The list goes on, reading like a whiteboard gag from an episode of “The Office.”
“My first reaction was, that’s it?” says Laszlo Bock, Google’s vice president for “people operations,” which is Googlespeak for human resources.
But then, Mr. Bock and his team began ranking those eight directives by importance. And this is where Project Oxygen gets interesting.
For much of its 13-year history, particularly the early years, Google has taken a pretty simple approach to management: Leave people alone. Let the engineers do their stuff. If they become stuck, they’ll ask their bosses, whose deep technical expertise propelled them into management in the first place.
But Mr. Bock’s group found was that technical expertise — the ability, say, to write computer code in your sleep — ranked dead last among Google’s big eight.
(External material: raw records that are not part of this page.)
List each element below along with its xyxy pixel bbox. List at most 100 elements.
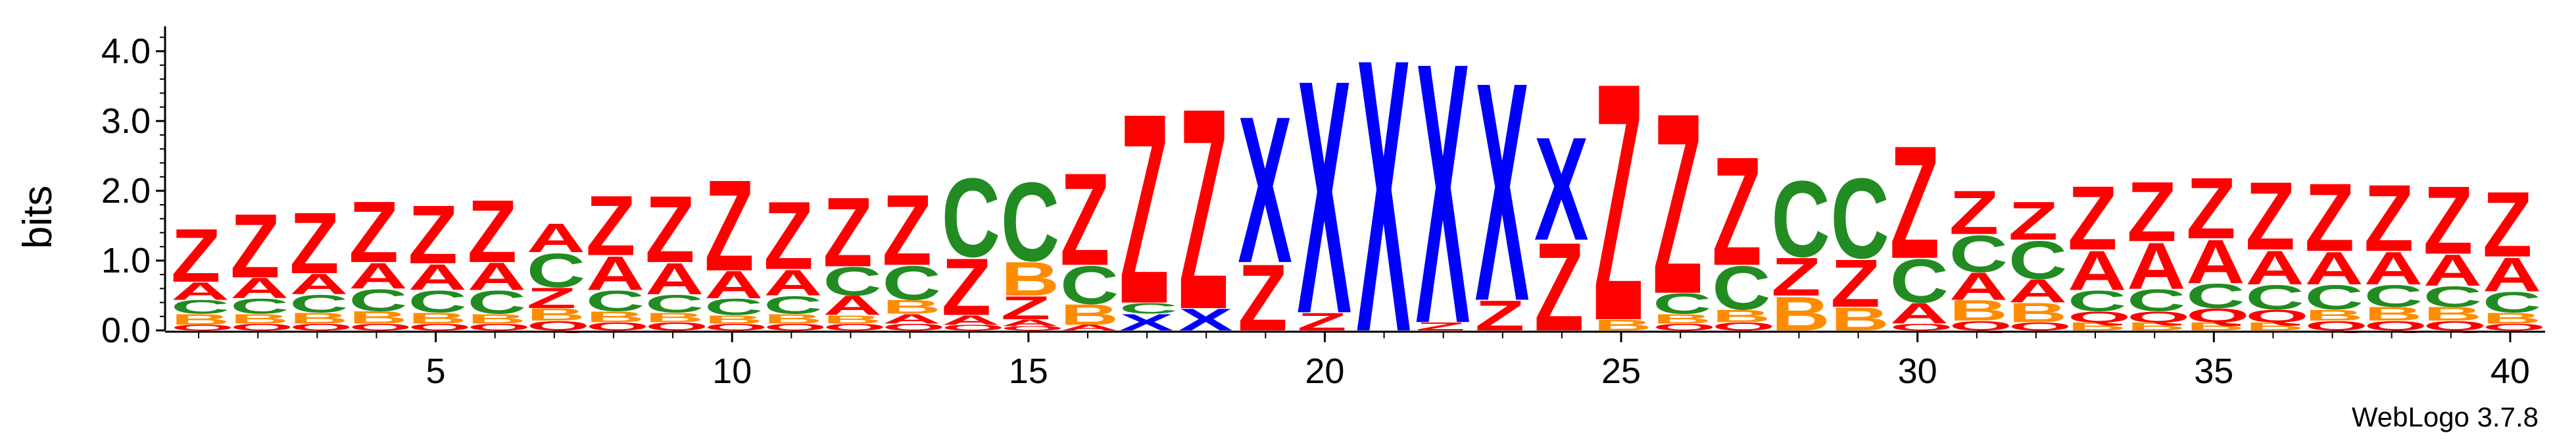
x-tick-label: 20	[1305, 351, 1344, 391]
logo-glyph-x: X	[1416, 0, 1470, 401]
logo-glyph-z: Z	[2008, 191, 2058, 251]
logo-glyph-z: Z	[408, 188, 458, 282]
logo-glyph-c: C	[2186, 277, 2245, 316]
logo-glyph-z: Z	[1593, 13, 1643, 392]
logo-glyph-a: A	[2483, 247, 2541, 301]
logo-glyph-q: Q	[349, 322, 412, 333]
logo-glyph-q: Q	[942, 323, 1005, 332]
logo-glyph-c: C	[1771, 158, 1830, 279]
logo-glyph-z: Z	[2245, 162, 2295, 271]
logo-glyph-c: C	[527, 244, 585, 297]
logo-glyph-q: Q	[171, 323, 234, 332]
logo-glyph-a: A	[2364, 243, 2423, 295]
logo-glyph-c: C	[289, 290, 348, 318]
y-tick-label: 0.0	[101, 311, 151, 350]
logo-glyph-a: A	[2068, 239, 2126, 302]
logo-glyph-c: C	[1653, 288, 1711, 320]
logo-glyph-c: C	[2245, 278, 2304, 317]
logo-glyph-b: B	[349, 307, 407, 327]
logo-glyph-q: Q	[2127, 308, 2190, 325]
logo-glyph-x: X	[1475, 18, 1530, 367]
logo-glyph-c: C	[349, 283, 407, 318]
logo-glyph-q: Q	[586, 320, 649, 333]
logo-glyph-x: X	[1238, 74, 1292, 307]
logo-glyph-q: Q	[823, 322, 886, 333]
logo-glyph-z: Z	[2068, 167, 2118, 269]
logo-glyph-c: C	[2423, 280, 2482, 313]
x-tick-label: 30	[1898, 351, 1937, 391]
logo-glyph-q: Q	[2068, 308, 2131, 325]
logo-glyph-z: Z	[704, 153, 754, 297]
logo-glyph-z: Z	[171, 214, 221, 298]
logo-glyph-q: Q	[2305, 318, 2368, 333]
logo-glyph-c: C	[1712, 253, 1770, 323]
logo-glyph-q: Q	[1001, 325, 1064, 332]
logo-glyph-q: Q	[2423, 318, 2487, 333]
logo-glyph-q: Q	[2483, 322, 2546, 333]
y-tick-label: 4.0	[101, 32, 151, 71]
logo-glyph-b: B	[883, 296, 941, 318]
logo-glyph-a: A	[883, 311, 941, 326]
logo-glyph-z: Z	[764, 181, 814, 290]
logo-glyph-b: B	[171, 311, 230, 328]
logo-glyph-x: X	[1357, 0, 1411, 413]
logo-glyph-c: C	[2068, 284, 2126, 317]
logo-glyph-z: Z	[1771, 247, 1821, 307]
logo-glyph-a: A	[468, 255, 526, 298]
logo-glyph-q: Q	[645, 320, 708, 333]
logo-glyph-b: B	[527, 305, 585, 324]
logo-glyph-z: Z	[1949, 178, 1999, 247]
logo-glyph-z: Z	[1060, 146, 1110, 294]
logo-glyph-b: B	[1949, 294, 2008, 326]
logo-glyph-z: Z	[2127, 164, 2177, 259]
logo-glyph-b: B	[1712, 306, 1770, 326]
logo-glyph-z: Z	[1001, 290, 1051, 326]
logo-glyph-b: B	[2364, 303, 2423, 325]
logo-glyph-a: A	[1060, 323, 1119, 332]
x-tick-label: 25	[1601, 351, 1641, 391]
logo-glyph-c: C	[704, 294, 763, 320]
logo-glyph-z: Z	[1238, 245, 1288, 351]
logo-glyph-b: B	[2068, 320, 2126, 333]
logo-glyph-a: A	[1949, 265, 2008, 308]
logo-glyph-a: A	[289, 268, 348, 300]
logo-glyph-b: B	[645, 310, 704, 325]
logo-glyph-q: Q	[883, 322, 946, 333]
logo-glyph-b: B	[408, 309, 467, 326]
logo-glyph-z: Z	[823, 177, 873, 288]
logo-glyph-a: A	[2127, 229, 2185, 303]
logo-glyph-q: Q	[2008, 320, 2072, 333]
logo-glyph-q: Q	[527, 318, 590, 333]
logo-glyph-c: C	[171, 296, 230, 318]
chart-axes: 0.0 1.0 2.0 3.0 4.0 5 10 15 20 25 30 35 40	[101, 26, 2545, 391]
x-tick-label: 35	[2194, 351, 2233, 391]
logo-glyph-a: A	[2423, 246, 2482, 296]
logo-glyph-c: C	[1890, 247, 1949, 316]
logo-glyph-b: B	[823, 313, 881, 326]
logo-glyph-q: Q	[468, 322, 531, 333]
logo-glyph-c: C	[645, 290, 704, 318]
logo-glyph-b: B	[2305, 307, 2364, 324]
logo-glyph-z: Z	[1831, 246, 1881, 322]
logo-glyph-z: Z	[349, 184, 399, 281]
logo-glyph-q: Q	[408, 322, 472, 333]
logo-glyph-z: Z	[2483, 173, 2533, 277]
logo-glyph-c: C	[1060, 255, 1119, 316]
weblogo-credit: WebLogo 3.7.8	[2352, 401, 2539, 432]
logo-glyph-a: A	[2186, 227, 2245, 296]
logo-glyph-c: C	[468, 284, 526, 321]
logo-glyph-b: B	[2008, 297, 2067, 328]
logo-glyph-z: Z	[527, 282, 577, 314]
logo-glyph-c: C	[764, 291, 822, 319]
logo-glyph-z: Z	[1119, 57, 1169, 361]
logo-glyph-c: C	[230, 295, 289, 319]
logo-glyph-c: C	[586, 284, 644, 317]
x-tick-label: 15	[1009, 351, 1048, 391]
logo-glyph-c: C	[942, 155, 1000, 280]
logo-glyph-z: Z	[942, 242, 992, 333]
y-axis-label: bits	[15, 186, 61, 249]
logo-glyph-z: Z	[645, 176, 695, 282]
logo-glyph-b: B	[586, 308, 644, 325]
logo-glyph-z: Z	[1890, 113, 1940, 293]
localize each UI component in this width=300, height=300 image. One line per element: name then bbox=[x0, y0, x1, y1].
What employees valued most were even-keeled bosses who made time for one-on-one meetings, who helped people puzzle through problems by asking questions, not dictating answers, and who took an interest in employees’ lives and careers.
“In the Google context, we’d always believed that to be a manager, particularly on the engineering side, you need to be as deep or deeper a technical expert than the people who work for you,” Mr. Bock says. “It turns out that that’s absolutely the least important thing. It’s important, but pales in comparison. Much more important is just making that connection and being accessible.”
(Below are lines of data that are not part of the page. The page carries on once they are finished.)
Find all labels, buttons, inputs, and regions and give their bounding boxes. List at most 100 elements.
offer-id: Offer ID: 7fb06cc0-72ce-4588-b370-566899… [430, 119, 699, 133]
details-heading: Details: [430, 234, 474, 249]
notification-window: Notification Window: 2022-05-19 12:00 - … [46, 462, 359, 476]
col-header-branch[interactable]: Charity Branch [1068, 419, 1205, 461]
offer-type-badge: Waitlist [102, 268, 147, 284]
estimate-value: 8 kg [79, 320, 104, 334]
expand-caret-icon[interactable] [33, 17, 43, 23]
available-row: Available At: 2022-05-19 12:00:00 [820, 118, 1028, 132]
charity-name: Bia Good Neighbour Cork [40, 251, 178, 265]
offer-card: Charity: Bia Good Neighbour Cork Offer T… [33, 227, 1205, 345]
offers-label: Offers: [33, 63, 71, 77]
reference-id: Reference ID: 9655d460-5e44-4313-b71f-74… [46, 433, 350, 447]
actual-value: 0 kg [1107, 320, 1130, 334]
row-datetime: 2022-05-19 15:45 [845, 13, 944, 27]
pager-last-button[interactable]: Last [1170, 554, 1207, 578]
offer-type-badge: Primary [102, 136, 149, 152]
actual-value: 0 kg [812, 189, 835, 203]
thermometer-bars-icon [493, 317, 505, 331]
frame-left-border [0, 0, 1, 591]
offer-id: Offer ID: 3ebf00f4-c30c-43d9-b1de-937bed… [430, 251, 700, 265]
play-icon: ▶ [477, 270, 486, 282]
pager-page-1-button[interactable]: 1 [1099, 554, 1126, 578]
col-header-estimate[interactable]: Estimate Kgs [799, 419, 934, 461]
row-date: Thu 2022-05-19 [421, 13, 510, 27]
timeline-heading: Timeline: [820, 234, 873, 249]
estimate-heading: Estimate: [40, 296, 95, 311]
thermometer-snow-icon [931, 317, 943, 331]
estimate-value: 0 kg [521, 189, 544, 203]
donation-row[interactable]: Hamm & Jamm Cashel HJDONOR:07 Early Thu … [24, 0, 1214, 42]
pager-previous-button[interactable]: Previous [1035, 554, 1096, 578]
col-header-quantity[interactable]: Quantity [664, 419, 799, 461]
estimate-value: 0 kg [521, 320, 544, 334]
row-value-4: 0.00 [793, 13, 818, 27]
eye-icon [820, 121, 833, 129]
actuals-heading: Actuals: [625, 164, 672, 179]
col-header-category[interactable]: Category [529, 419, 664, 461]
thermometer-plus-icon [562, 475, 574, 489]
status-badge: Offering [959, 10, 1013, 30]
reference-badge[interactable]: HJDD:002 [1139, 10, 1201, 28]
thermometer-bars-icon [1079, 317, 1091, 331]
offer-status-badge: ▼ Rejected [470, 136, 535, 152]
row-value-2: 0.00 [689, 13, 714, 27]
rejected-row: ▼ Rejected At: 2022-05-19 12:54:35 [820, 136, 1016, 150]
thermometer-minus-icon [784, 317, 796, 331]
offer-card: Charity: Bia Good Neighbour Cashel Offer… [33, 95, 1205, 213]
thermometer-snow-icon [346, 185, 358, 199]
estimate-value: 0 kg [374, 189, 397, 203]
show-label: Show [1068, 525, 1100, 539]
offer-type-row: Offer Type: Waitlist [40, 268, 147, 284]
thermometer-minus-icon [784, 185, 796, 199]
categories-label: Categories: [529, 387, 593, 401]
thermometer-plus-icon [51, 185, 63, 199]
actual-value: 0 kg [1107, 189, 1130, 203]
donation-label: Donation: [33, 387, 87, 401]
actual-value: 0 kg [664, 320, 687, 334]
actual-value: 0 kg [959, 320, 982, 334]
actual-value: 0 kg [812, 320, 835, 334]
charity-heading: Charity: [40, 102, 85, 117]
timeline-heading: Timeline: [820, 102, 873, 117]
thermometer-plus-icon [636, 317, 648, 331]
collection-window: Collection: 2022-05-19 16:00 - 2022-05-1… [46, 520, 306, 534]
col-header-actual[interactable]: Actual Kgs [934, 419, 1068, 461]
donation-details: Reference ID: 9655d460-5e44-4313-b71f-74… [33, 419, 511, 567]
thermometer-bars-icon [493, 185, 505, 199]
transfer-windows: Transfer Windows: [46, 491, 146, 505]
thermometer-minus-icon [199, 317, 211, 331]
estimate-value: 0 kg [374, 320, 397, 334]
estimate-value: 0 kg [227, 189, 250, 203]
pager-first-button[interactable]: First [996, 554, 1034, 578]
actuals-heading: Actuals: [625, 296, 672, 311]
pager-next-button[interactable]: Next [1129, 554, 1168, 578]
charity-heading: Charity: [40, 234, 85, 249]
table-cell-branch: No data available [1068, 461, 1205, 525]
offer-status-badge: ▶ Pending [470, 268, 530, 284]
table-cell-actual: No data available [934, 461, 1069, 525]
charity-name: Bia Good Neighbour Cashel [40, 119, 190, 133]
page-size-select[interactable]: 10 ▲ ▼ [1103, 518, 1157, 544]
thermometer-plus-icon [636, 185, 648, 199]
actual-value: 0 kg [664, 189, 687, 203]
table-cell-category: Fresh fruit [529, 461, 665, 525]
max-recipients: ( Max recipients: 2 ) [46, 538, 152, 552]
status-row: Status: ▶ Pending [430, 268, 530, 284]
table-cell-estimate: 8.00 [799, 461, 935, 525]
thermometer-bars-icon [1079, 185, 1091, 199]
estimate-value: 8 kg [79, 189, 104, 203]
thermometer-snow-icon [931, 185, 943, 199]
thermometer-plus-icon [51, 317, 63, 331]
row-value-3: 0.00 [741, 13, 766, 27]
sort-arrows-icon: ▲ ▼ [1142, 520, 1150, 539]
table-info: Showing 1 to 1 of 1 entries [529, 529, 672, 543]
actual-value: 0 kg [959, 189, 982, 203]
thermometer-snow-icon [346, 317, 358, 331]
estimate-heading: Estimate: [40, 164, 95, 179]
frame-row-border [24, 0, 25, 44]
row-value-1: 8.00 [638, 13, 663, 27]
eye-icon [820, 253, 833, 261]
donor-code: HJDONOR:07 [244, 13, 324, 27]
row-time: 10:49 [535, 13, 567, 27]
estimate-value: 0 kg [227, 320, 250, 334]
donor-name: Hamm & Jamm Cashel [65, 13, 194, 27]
Project Oxygen doesn’t fit neatly into the usual Google story line of hits (like its search engine) and misses (like the start last year of Buzz, its stab at social networking). Management is much squishier to analyze, after all, and the topic often feels a bit like golf. You can find thousands of tips and rules for how to become a better golfer, and just as many for how to become a better manager. Most of them seem to make perfect sense.
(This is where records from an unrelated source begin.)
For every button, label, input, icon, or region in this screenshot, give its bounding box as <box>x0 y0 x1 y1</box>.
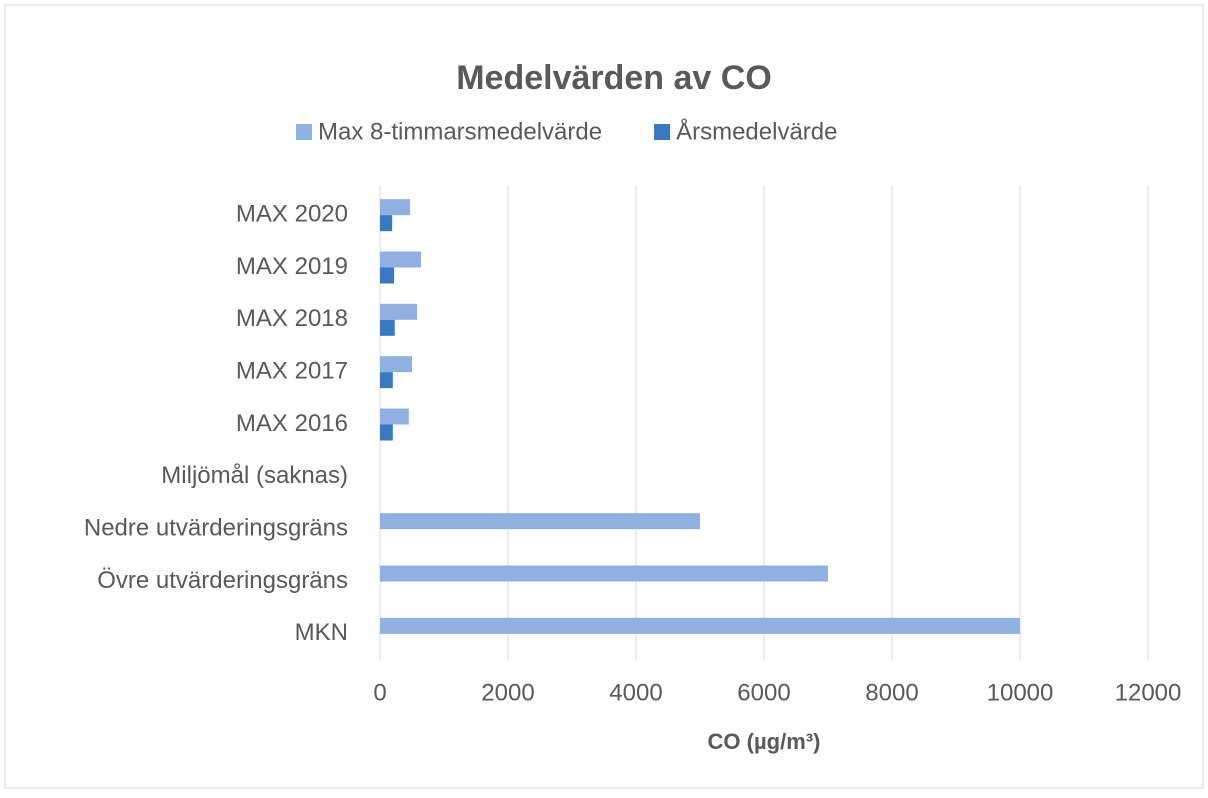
bar <box>380 565 828 582</box>
bar <box>380 303 418 320</box>
legend-swatch <box>296 124 312 140</box>
y-tick-label: MAX 2017 <box>236 358 348 385</box>
bar <box>380 424 393 441</box>
chart-border <box>4 4 1204 789</box>
y-tick-label: Nedre utvärderingsgräns <box>84 515 348 542</box>
bar <box>380 408 409 425</box>
x-tick-label: 12000 <box>1115 679 1182 706</box>
bar <box>380 319 395 336</box>
legend-swatch <box>654 124 671 140</box>
y-tick-label: Övre utvärderingsgräns <box>97 567 348 594</box>
bar <box>380 251 421 268</box>
bar <box>380 215 393 232</box>
bar <box>380 356 412 373</box>
bar <box>380 617 1020 634</box>
y-tick-label: MAX 2018 <box>236 305 348 332</box>
y-tick-label: MAX 2016 <box>236 410 348 437</box>
x-tick-label: 2000 <box>481 679 534 706</box>
legend-label: Årsmedelvärde <box>676 117 837 145</box>
x-tick-label: 8000 <box>865 679 918 706</box>
bar <box>380 372 393 389</box>
chart-title: Medelvärden av CO <box>456 59 772 97</box>
x-tick-label: 6000 <box>737 679 790 706</box>
y-tick-label: MAX 2019 <box>236 253 348 280</box>
x-tick-label: 4000 <box>609 679 662 706</box>
legend-label: Max 8-timmarsmedelvärde <box>318 118 602 145</box>
y-tick-label: Miljömål (saknas) <box>161 462 348 489</box>
y-tick-label: MAX 2020 <box>236 201 348 228</box>
x-tick-label: 0 <box>373 679 386 706</box>
x-axis-title: CO (µg/m³) <box>708 729 821 754</box>
x-tick-label: 10000 <box>987 679 1054 706</box>
bar <box>380 513 700 530</box>
y-tick-label: MKN <box>295 619 348 646</box>
bar <box>380 267 395 284</box>
bar <box>380 199 411 216</box>
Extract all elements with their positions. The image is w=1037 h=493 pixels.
Problems start when you try to keep all those rules in your head at the same time — thus the golf cliché, “paralysis by analysis.” In management, as in golf, the greats make it all look effortless, which only adds to the sense of mystery and frustration for those who struggle to get better.
That caveat aside, Project Oxygen is noteworthy for a few reasons, according to academics and experts in this field.
H.R. has long run on gut instincts more than hard data. But a growing number of companies are trying to apply a data-driven approach to the unpredictable world of human interactions.
“Google is really at the leading edge of that,” says Todd Safferstone, managing director of the Corporate Leadership Council of the Corporate Executive Board, who has a good perch to see what H.R. executives at more than 1,000 big companies are up to.
Project Oxygen is also unusual, Mr. Safferstone says, because it is based on Google’s own data, which means that it will feel more valid to those Google employees who like to scoff at conventional wisdom.
Many companies, he explained, adopt generic management models that tell people the roughly 20 things they should do as managers, without ranking those traits by importance. Those models often suffer “a lot of organ rejection” in companies, he added, because they are not presented with any evidence that they will make a difference, nor do they prioritize what matters.
“Most companies are better at exhorting you to be a great manager, rather than telling you how to be a great manager,” Mr. Safferstone says.